Well, two weeks after Gill left him, Freeman met his current wife, Susie Brew. They dated for a while before moving into an apartment near Sydney Harbour Bridge, with “funnel webs and termites”. He says Susie insists on the importance of fidelity and (amazingly, given his CV) also trusted him to do the right thing.
Around the same time, he remembers talking to his oldest boy, who was (and is) in a committed relationship with a childhood sweetheart.
“I wanted to advise him to perhaps ‘play the field’ before he settled down because I hadn’t done that and look how things worked out for me,” he says. But his son said, “No, Dad, it’s fine, because I’m not just in love with her, she’s also my best friend.”
He has replayed that conversation over in his head a million times.
His son had “gotten in a trice” what it had taken him a quarter of a century to discover: that intimacy isn’t about romantic love or desire for another person. It’s “the territory you occupy after you’ve made love, the terrain beyond sex. Real intimacy is a special place, and that special place cannot be destroyed, unless you’re extremely foolish. Lying and denial are lethal. If you get to that special place, which I have, you want to preserve it at all costs.”
This is, of course, precisely what the church has been teaching for 2000 years. Freeman accepts that he perhaps had a “rather long adolescence, but the 20-year period I’m writing about, from when I was 20 to when I was 40, coincided with huge changes for the whole world in terms of attitudes to relationships, between men and women, and what I’ve decided to share is what I learnt over that period of great change”.
Having finished his book, he contracted an agent but he couldn’t place it. “I did try one or two bigger publishers, but one of the responses I got was, roughly, we don’t need Oliver Freeman mansplaining issues relating to sex, love and marriage to us.
“And fair enough.
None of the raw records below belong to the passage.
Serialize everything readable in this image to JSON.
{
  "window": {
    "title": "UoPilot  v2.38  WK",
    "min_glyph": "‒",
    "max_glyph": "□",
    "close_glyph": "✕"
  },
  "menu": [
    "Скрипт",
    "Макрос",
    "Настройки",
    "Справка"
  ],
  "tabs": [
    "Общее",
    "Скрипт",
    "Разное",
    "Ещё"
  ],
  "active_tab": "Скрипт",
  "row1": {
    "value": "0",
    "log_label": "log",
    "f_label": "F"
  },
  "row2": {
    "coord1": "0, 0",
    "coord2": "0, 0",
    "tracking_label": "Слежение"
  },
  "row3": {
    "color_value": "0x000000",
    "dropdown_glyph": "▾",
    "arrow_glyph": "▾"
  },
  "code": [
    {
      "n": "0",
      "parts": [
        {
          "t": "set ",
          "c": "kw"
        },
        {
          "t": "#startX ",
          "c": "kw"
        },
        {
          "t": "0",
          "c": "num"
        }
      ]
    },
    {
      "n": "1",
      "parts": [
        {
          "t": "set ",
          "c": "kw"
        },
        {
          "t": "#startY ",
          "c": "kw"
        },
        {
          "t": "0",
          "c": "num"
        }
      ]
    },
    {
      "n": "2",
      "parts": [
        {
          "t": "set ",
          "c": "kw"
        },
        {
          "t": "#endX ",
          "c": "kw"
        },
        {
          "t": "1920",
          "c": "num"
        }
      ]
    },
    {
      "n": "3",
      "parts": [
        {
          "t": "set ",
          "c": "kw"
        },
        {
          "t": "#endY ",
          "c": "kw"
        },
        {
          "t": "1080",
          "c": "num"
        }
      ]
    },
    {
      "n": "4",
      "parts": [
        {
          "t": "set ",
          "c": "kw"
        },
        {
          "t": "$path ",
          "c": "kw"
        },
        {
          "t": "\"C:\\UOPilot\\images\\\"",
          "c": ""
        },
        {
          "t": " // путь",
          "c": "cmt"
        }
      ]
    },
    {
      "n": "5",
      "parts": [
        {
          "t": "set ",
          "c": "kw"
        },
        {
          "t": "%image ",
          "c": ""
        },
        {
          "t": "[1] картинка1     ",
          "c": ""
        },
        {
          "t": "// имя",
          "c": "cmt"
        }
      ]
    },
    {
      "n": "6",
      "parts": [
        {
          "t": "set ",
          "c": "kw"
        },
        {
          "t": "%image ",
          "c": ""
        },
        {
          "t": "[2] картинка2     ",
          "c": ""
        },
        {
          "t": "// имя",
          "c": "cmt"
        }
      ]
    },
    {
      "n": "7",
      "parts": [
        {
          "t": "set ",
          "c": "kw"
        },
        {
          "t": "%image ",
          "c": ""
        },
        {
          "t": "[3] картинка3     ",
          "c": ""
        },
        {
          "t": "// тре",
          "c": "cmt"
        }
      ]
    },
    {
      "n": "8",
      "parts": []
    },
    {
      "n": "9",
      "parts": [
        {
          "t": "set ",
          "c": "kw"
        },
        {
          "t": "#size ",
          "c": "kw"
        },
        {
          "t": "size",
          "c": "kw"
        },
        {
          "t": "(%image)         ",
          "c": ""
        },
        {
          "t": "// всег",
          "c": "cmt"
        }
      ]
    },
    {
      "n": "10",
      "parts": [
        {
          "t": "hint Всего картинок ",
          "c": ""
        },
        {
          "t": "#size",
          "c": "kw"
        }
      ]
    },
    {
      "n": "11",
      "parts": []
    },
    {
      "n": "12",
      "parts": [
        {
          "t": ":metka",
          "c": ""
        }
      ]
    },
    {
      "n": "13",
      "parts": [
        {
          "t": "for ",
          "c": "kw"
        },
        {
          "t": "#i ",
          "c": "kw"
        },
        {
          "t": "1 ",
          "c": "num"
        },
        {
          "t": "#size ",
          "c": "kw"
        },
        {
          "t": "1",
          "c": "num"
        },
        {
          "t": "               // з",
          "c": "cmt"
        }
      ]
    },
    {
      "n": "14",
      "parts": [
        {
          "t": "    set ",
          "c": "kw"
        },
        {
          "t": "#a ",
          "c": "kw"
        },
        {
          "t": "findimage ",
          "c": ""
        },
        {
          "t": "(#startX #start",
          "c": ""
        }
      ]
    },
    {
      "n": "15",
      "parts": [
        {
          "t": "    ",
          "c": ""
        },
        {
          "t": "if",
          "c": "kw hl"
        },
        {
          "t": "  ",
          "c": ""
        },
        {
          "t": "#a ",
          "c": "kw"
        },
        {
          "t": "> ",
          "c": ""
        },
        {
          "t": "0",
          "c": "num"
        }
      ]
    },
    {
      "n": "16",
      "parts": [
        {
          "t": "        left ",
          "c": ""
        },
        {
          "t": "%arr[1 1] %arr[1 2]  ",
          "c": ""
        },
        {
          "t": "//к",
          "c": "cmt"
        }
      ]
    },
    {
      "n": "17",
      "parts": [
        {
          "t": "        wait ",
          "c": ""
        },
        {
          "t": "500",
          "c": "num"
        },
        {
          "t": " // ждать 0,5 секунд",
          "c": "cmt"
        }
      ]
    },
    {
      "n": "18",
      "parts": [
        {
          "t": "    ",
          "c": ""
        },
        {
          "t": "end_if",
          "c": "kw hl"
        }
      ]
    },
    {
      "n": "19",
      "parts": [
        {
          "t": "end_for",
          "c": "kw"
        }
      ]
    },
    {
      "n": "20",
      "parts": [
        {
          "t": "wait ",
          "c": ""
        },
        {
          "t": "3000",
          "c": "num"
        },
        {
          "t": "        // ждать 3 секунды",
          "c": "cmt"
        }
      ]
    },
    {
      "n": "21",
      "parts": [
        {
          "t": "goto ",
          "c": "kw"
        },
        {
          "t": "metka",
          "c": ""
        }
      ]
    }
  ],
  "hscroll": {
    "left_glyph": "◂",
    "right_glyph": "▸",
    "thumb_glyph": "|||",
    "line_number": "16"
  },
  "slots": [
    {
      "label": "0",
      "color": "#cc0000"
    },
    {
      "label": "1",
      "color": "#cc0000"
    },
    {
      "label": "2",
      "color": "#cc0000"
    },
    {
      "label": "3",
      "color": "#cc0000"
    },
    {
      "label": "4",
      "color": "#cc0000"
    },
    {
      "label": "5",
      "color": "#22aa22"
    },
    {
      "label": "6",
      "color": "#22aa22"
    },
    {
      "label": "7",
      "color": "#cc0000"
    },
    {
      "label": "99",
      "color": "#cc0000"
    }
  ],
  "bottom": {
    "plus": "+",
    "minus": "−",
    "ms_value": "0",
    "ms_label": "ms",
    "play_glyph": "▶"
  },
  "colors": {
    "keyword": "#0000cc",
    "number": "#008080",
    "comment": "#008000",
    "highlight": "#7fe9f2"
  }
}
Although, when you receive a communication like that, you feel that you’re somehow being censored, when I think it’s important for all points of views to be up for discussion.”
As for what Freeman’s wives think of his decision to let it all hang out – these are private matters, after all – he says he sent the manuscript to all three wives before he published it, and while some made small changes, they accepted the book.
Freeman’s third marriage is now in its fourth decade. He and Susie have three children together, and while they do bicker, of course, it’s mainly over “small things” like his “mildly obsessive” habit of collecting things. He has 3500 books, plus 1000 CDs, plus a collection of green plates, plus many clocks, and many more fob watches.
If that were not bad enough, towards the end of his book Freeman confesses to a habit so awful it’s astounding that anyone would be willing to turn a blind eye to it. Flamingos. He’s obsessed. He got his first one on a shirt from Lowes in Woy Woy. He has since expanded his collection into statues, and figurines.
Susie is a minimalist. She doesn’t want a flamingo collection, yet she’s hanging in there. If that’s not love, what is?
Intimacy: Men and Their Love Relationships by Oliver Freeman, with foreword by Wendy McCarthy, will be published by Ginninderra Press on April 9.